普段は見られないカードも連発されて見ごたえ十分。その中で須崎は、初戦で長沼美香(岐阜・岐阜工教)をテクニカルフォールで破ると、2回戦の永尾さくら(高知・高知東高)にフォール勝ち。3回戦で元アジア選手権女王の岩群、準決勝でJOCエリートアカデミーの先輩の宮原を相手に無失点の内容で快勝し、準決勝にコマを進めた。

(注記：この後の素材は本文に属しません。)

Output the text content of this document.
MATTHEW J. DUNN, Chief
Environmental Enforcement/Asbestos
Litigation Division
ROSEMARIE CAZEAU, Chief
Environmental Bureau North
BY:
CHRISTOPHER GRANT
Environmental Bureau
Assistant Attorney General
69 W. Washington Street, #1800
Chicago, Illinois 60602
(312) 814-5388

準決勝は入江との対決。「苦戦することは分かっていたので、取られても取り返す練習もしてきました」。予想通り入江は強く、タックルで2点を失った。その時よぎったのが、昨年の全日本選手権の決勝で入江の姉、入江ゆき(自衛隊)に負けたことだ。「あの時と同じ取られ方でした。こんなことをしていてはダメ。あの悔しい思いは絶対にしたくない」と気合を入れ直し、第2ピリオドで逆転勝ちを収めた。
■全日本選抜チャンピオン同志の対戦に快勝して優勝
決勝戦は51kg級や55kg級で実績のある菅原と対戦。しかも菅原は地元・岩手県からの出場で、会場は「岩手がんばれ」の一色。須崎は完全アウエーの状況でマットに立った。
それでも、「接戦になる覚悟はできていたけれども、自分のペース闘うことができました」と実力を発揮。高速タックルからバックに回り込むと、ローリングで加点。その後も攻め続けて1ピリオドの終盤にテクニカルフォールで仕留めた。3階級の選手が入り混じった45人のトーナメント。その頂点に立ったのは、48kg級の須崎だった。
「国体のオファーがあり、53kg級だけれども出たいと思いました。強い相手もたくさんいて、正直不安な気持ちもあったけれども、一つ上の階級で勝つことができたら、世界の48kg級でも勝ちに行けると思うし、自分の力がどこまで通用するのか試したかった」。
ふだんと5kgもの差がある階級でも、「体重差は感じなかった」とさらりと振り返り、体重に関しては「自分のベストで闘うのが一番」と51kg程度に減量したほどだった。48kg級でも53kg級や55kg級をしのぐパワーを持っていることを見せつけた格好だ。
「次の天皇杯(全日本選手権=12月21~23日)はもっと厳しい闘いになる。もっともっと練習して強くなれるようになりたいです」。
リオデジャネイロ・オリンピックで若い力を見せつけた日本女子レスリング。金メダルを取った選手も、8月の試合はすでに過去の話。2020年東京に向けて、「金メダリスト」VS「若手」の闘いは、すでに始まっている。